With Mahalak sidelined Ellis Knudson has taken over at quarterback. The 6-2, 241-pound redshirt sophomore has completed just 50 percent of his attempts for 178.8 yards per game with five touchdowns and five interceptions. He’s not much of a threat to run but has used his bulk to score a pair of touchdowns on the ground.

Against St. Francis Knudson came off the bench when Mahalak was injured and passed for 301 yards on just 10 completions, a whopping 30.1 yards per completion.

With Victor out of action, speedy redshirt freshman Shane Simpson is the featured back. He ran for 76 yards on 13 carries in last week’s loss to Stony Brook. Classmate Deshaun Wethington will split time with Simpson after carrying 13 times for 67 yards a week ago. Simpson is averaging 5.1 yards per carry and Wethington 6.2 while Victor had been averaging 4.3

Christian Summers, a 6-3 senior, heads up the receiving corps with 23 catches for 493 yards and a 21.4-yard averaged boosted by a 94-yard TD grab against St. Francis. He had a 43-yarder in the same game. Andre Dessenberg, another 6-3 receiver, is next with 22 catches, including a 46-yarder and one touchdown.

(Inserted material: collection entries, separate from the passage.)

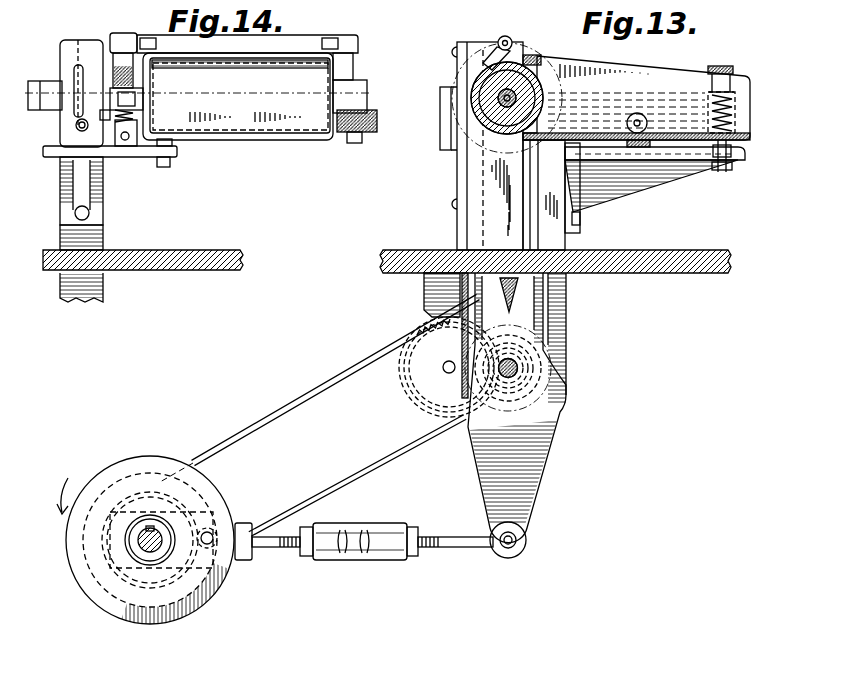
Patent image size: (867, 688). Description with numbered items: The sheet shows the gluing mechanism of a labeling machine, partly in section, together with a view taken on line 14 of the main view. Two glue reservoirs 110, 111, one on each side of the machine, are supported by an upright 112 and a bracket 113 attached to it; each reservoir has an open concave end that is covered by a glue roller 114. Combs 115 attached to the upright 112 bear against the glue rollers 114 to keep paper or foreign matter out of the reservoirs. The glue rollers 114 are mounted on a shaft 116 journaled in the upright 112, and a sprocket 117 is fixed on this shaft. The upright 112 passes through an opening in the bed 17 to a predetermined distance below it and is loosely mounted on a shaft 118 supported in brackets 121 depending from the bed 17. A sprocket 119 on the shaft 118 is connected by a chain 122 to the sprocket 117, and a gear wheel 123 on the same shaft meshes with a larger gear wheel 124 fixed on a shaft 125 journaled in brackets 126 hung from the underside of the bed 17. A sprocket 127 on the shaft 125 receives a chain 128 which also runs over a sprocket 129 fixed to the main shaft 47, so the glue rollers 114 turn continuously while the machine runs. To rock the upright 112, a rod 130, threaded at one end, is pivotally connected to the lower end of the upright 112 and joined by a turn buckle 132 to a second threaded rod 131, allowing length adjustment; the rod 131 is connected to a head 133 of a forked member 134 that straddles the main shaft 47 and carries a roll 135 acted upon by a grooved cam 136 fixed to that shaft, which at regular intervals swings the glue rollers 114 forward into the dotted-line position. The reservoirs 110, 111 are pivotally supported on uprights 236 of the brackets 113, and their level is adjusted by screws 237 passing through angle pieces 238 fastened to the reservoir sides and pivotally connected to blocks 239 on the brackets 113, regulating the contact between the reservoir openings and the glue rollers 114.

In FIG. 13, the section line 14— 14 is at (622, 321).
In FIG. 14, the bed 17 is at (208, 251).
In FIG. 13, the bed 17 is at (700, 251).
In FIG. 13, the main shaft 47 is at (148, 541).
In FIG. 13, the glue reservoir 110 is at (671, 79).
In FIG. 14, the glue reservoir 111 is at (277, 128).
In FIG. 13, the glue reservoir 111 is at (626, 110).
In FIG. 14, the upright 112 is at (103, 236).
In FIG. 13, the upright 112 is at (566, 289).
In FIG. 14, the bracket 113 is at (103, 199).
In FIG. 13, the bracket 113 is at (601, 192).
In FIG. 14, the glue roller 114 is at (213, 68).
In FIG. 13, the glue roller 114 is at (541, 60).
In FIG. 14, the comb 115 is at (233, 53).
In FIG. 13, the comb 115 is at (490, 74).
In FIG. 14, the shaft 116 is at (35, 83).
In FIG. 13, the shaft 116 is at (511, 60).
In FIG. 14, the sprocket 117 is at (78, 40).
In FIG. 13, the sprocket 117 is at (478, 84).
In FIG. 13, the shaft 118 is at (521, 373).
In FIG. 13, the sprocket 119 is at (549, 411).
In FIG. 13, the bracket 121 is at (541, 340).
In FIG. 13, the chain 122 is at (483, 177).
In FIG. 13, the gear wheel 123 is at (508, 380).
In FIG. 13, the gear wheel 124 is at (428, 336).
In FIG. 13, the shaft 125 is at (448, 368).
In FIG. 13, the bracket 126 is at (424, 294).
In FIG. 13, the sprocket 127 is at (418, 376).
In FIG. 13, the chain 128 is at (316, 393).
In FIG. 13, the sprocket 129 is at (125, 500).
In FIG. 13, the rod 130 is at (456, 549).
In FIG. 13, the rod 131 is at (279, 549).
In FIG. 13, the turn buckle 132 is at (351, 561).
In FIG. 13, the head 133 is at (249, 525).
In FIG. 13, the forked member 134 is at (122, 583).
In FIG. 13, the roll 135 is at (213, 530).
In FIG. 13, the grooved cam 136 is at (128, 606).
In FIG. 14, the upright 236 is at (108, 119).
In FIG. 13, the upright 236 is at (641, 146).
In FIG. 14, the screw 237 is at (135, 40).
In FIG. 13, the screw 237 is at (717, 68).
In FIG. 14, the angle piece 238 is at (141, 99).
In FIG. 13, the angle piece 238 is at (751, 109).
In FIG. 14, the block 239 is at (125, 147).
In FIG. 13, the block 239 is at (739, 151).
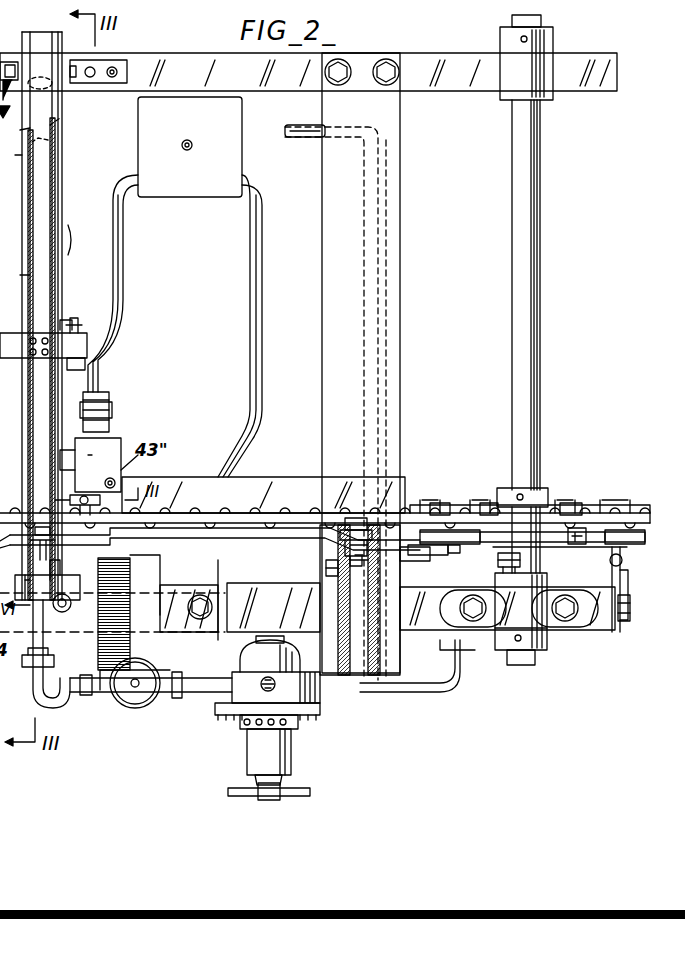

Defensively, Towson is allowing opponents to complete 64.1 percent of their passes with 12 touchdowns and just three interceptions. The Tigers have seen teams they played convert 53 percent of their third-down attempts.

Although Towson is just 1-4 that record could be a lot better.

A week ago the Tigers let a 17-7 lead slip away but had a first down at the Stony Brook 28 on its final drive. The chance to pull out the win disappeared with a fourth-down incompletion that sealed a 27-20 loss.

A week earlier Towson had the ball at the Richmond 38 with 53 seconds remaining but failed to convert a fourth-and-two that closed the books on a 31-28 loss to a top-10 team.

Teevens can relate to the frustration the Tigers must have felt after Dartmouth came up empty on two fourth-down attempts in Yale territory last week.

“At crunch time we didn’t make a play when we had to,” he said. “We have to make plays.”

That’s a sentiment senior co-captain Flo Orimolade was stressing this week.

Injuries or not, he said, the Big Green has to “Find a way to make a play. Third down, crucial situations, you have to make plays, no matter who is in.”

NOTES

Towson fielded its first football team in 1969. … The Tigers are 3-6 against Ivy League opponents but haven’t played against an Ivy team since losing to Columbia, 24-10, in 2011. … They played for the national championship in 2013, winning a school-record 13 games. … Towson makes it two Granite State opponents in as many weeks when it plays host to New Hampshire next week.

The Tigers roster features FBS transfers from Oregon, Maryland, Southern Mississippi, Connecticut, Central Florida, Kent State and Old Dominion. … Rather than naming captains, six “kings” have leadership roles for Towson, with each having two “sentinels” and a “kingdom.”

Victor has 3,309 rushing yards in his career, third on the Towson charts. Nick Schwieger holds the Dartmouth record with 3,150 yards. … The Tigers have four players on current NFL rosters. Terrance West is a running back with the Ravens, Ryan Delaire is a defensive end with the Panthers, Jordan Dangerfield is a safety with the Steelers and Jermon Bushrod is an offensive lineman for the Dolphins.

Towson is the fourth CAA school Dartmouth will have played, joining New Hampshire, Maine and William & Mary. … The Big Green hasn’t lost to a first-time opponent since falling to Fordham in 1951. … Dartmouth’s 58 pass attempts last week at Yale were the most by the Big Green since a 2004 game at Colgate when Charlie Rittgers threw 59 passes and the team 60 in a 17-15 loss. … Jack Heneghan is averaging 276.5 yards per game and at that rate he would finish the year with 2,765 yards, second on the all-time chart behind Brian Mann’s 2,913 in 2002. Jay Fiedler is currently second all-time at Dartmouth with 2,748 yards in 1992. … Flo Orimolade leads the Ivy League in sacks with four, and tackles for loss with 8.5. He’s also atop the conference stats with three forced fumbles. … Towson closes out the Big Green nonconference schedule.